In his book, A Toolbox for Humanity, L.A. Johnson quotes astronomer John Herschel, “Self-respect is the cornerstone of all virtue”.  This self-respect is not a self-indulgent destructive narcissism, but a vital positive, powerful estimate of your own assets – the ones that are vital your mission.  These are the assets that are to be celebrated.

Unlike self-respect, narcissism is a continuum from thinking you are too good to thinking you are too bad – focusing only on your self and disregarding others.  Honoring and celebrating self is not narcissism, but the ability to find enough joy and respect for your own true merit and worthiness – enough to celebrate.  Celebrations can take the form of self-talk (e.g., internally recognizing you’ve done a good job) to public parties (e.g., a book signing to celebrate your first publication).  The point is to celebrate or do something good for yourself and to honor your own virtue.

Author Gail Sheehy commented,  “Would that there were an award for people who come to understand the concept of enough.  Good enough.  Successful enough.  Thin enough.  Rich enough.  Socially responsible enough.  When you have self-respect, you have enough.”  You do not have to wait until you have done something that the whole world deems worthy.  You can celebrate even the smallest honorable acts – going to work, taking care of small jobs at home, or serving as a volunteer.  For some, it may not even be that complicated.  How about each morning getting up, looking in the mirror, and thanking yourself for one of your virtues – the fact that you got up this morning and looked in the mirror.
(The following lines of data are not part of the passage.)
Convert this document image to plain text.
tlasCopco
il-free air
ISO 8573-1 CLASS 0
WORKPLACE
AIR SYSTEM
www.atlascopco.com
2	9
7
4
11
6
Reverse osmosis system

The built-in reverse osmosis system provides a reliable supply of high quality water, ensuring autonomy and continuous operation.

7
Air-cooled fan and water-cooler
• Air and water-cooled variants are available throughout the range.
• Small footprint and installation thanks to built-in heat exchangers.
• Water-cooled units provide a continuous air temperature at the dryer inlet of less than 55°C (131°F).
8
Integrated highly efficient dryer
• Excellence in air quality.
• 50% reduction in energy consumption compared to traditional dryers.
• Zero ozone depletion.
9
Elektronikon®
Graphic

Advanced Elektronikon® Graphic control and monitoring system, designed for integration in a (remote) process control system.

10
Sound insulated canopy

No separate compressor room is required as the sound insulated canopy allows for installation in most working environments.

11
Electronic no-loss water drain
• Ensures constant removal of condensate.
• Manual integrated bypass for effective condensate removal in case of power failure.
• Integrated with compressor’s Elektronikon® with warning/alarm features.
A woman complained for forty years that she was not good enough and had no reason to celebrate or honor herself.  There were many in the community that loved seeing her, loved hearing her jokes, and loved having her support their businesses.  However, this woman did not have self-respect.  She succumbed to feeling worthless and took her own life – murdered herself.  Of course this case is complicated.  There is much more to the story.  But the bottom line is:  she did have reasons to celebrate herself and those she left behind could have spent all day counting them.  She couldn’t see her own merit or worth and consequently, she ended her life and stopped her good and effective mission.

Today, rejoice that you do have a purpose and mission.  You do have a reason to celebrate and honor yourself.  If you can’t think of a way, try out some of these ideas:

1.  Beliefnet.com explains ten ways to honor your self.

2.  Social Psychiatry explains ten ways to honor your self.

3.  Books have been written about honoring yourself.  

An American Transcendentalist, Theodore Parker’s idea was, “Never violate the sacredness of your individual self-respect.”  On your mission, take the time to remember who you are, what you have accomplished, and how you might celebrate your own merit.  The irony is, celebrating yourself will not only benefit you, but your mission and the whole world.

Quote

I celebrate myself, and sing myself.

- Walt Whitman, American poet, essayist, journalist

Activity

Activity:  Celebrate My Self!

Materials:  Paper and pen or pencil

Time:  Ten minutes to write and ten minutes to discuss your results

Instruction:

1. List five reasons why you have earned, merit, are worthy of being honored.

2. Choose one and describe a way to celebrate or honor your self.

3. Create an action plan to carry out this celebration (who, when, where, how).

4. Discuss your results with your group or with a friend or family member.
a) What are you planning to do to celebrate or honor your self?  What is the upcoming date of this celebration?
b) What did you learn from doing this activity?
c) How could you “factor in” other ways to honor yourself throughout the year?

Affirmation

What do you think?

One Comment

  1. Barbara Sheets 12/24/13
    11:33 am

    Good lesson and great picture to illustrate the point!